The Haps 

ACT’s Real Change tour has been an astonishing success. The largest crowd was 350 in Christchurch with Tauranga not far behind. The record, though, has to go to Pauanui, a town with a resident population of 1,100 where organisers counted 146 people, or 13 per cent of the population at an ACT meeting in a non-election year! Cameron Luxton’s campaign surges on in Tauranga. When Tova O’Brien asked Cam if he might get votes because of his name, he pointed out the National Party leader might benefit from being confused with himself. He is a class act and the distinctive voice Tauranga needs.

The Island Curse 

Free Press has been puzzled by a Newshub poll in early February. It asked "Would you support a lockdown if there is an Omicron outbreak?” 48 per cent said yes, 46 per cent said no (not sure about the other six per cent).

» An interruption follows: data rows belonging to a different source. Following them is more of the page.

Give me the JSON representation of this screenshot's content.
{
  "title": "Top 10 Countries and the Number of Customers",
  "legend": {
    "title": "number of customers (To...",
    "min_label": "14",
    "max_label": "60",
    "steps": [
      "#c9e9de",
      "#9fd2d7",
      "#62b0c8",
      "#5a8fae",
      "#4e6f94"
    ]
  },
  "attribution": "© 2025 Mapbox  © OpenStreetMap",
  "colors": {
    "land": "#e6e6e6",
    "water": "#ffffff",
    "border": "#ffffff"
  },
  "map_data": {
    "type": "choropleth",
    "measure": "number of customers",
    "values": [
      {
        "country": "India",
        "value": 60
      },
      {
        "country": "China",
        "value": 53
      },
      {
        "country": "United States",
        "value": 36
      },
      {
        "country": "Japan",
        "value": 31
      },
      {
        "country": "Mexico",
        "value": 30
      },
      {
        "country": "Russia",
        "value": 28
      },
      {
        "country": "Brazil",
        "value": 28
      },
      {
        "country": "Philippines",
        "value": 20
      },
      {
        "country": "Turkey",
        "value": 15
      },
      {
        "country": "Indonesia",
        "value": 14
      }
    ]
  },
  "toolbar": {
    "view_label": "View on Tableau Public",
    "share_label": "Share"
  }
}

Think about the context for a moment. New Zealand by that time was one of the most vaccinated places on earth. The Omicron variant was clearly more infectious but much less virulent than Delta. It had broken through MIQ and, as the Chinese are now finding, cannot be stopped by even the strictest lockdowns. A lockdown would not be effective, and every country except China had moved on from them.

It would, however, add to the enormous pain lockdowns had caused. Missed cancer screenings and operations. Kids missing school. Small businesses in the tank and their owners struggling with mental health. Billions of borrowed and printed money used to fund lockdowns were (and still are) coming back to bite us as inflation in the cost of everything.

Bear in mind, that lockdowns imply closed borders. There’s not a lot of point in locking down to stop COVID if new people keep arriving to reseed it. There’s not much point visiting a country where you have to go and stay in one building for an unknown period.

How could nearly half of New Zealanders want another lockdown, even as the pandemic entered its third year?

One answer is fear. The Government has used fear throughout the pandemic, and has found it difficult to abandon COVID measures after telling people they would die from a killer virus without them. Fear is at least some of the explanation, but we wonder if there is not something else going on, something that explains that poll result.

We believe it might be that a sizeable portion of New Zealanders have different priorities. Yes, the reasoning goes, lockdowns are destructive. But in some ways, they’re kind of nice.  Everything slows down, you can enjoy staying home, focus on cooking and working on the house.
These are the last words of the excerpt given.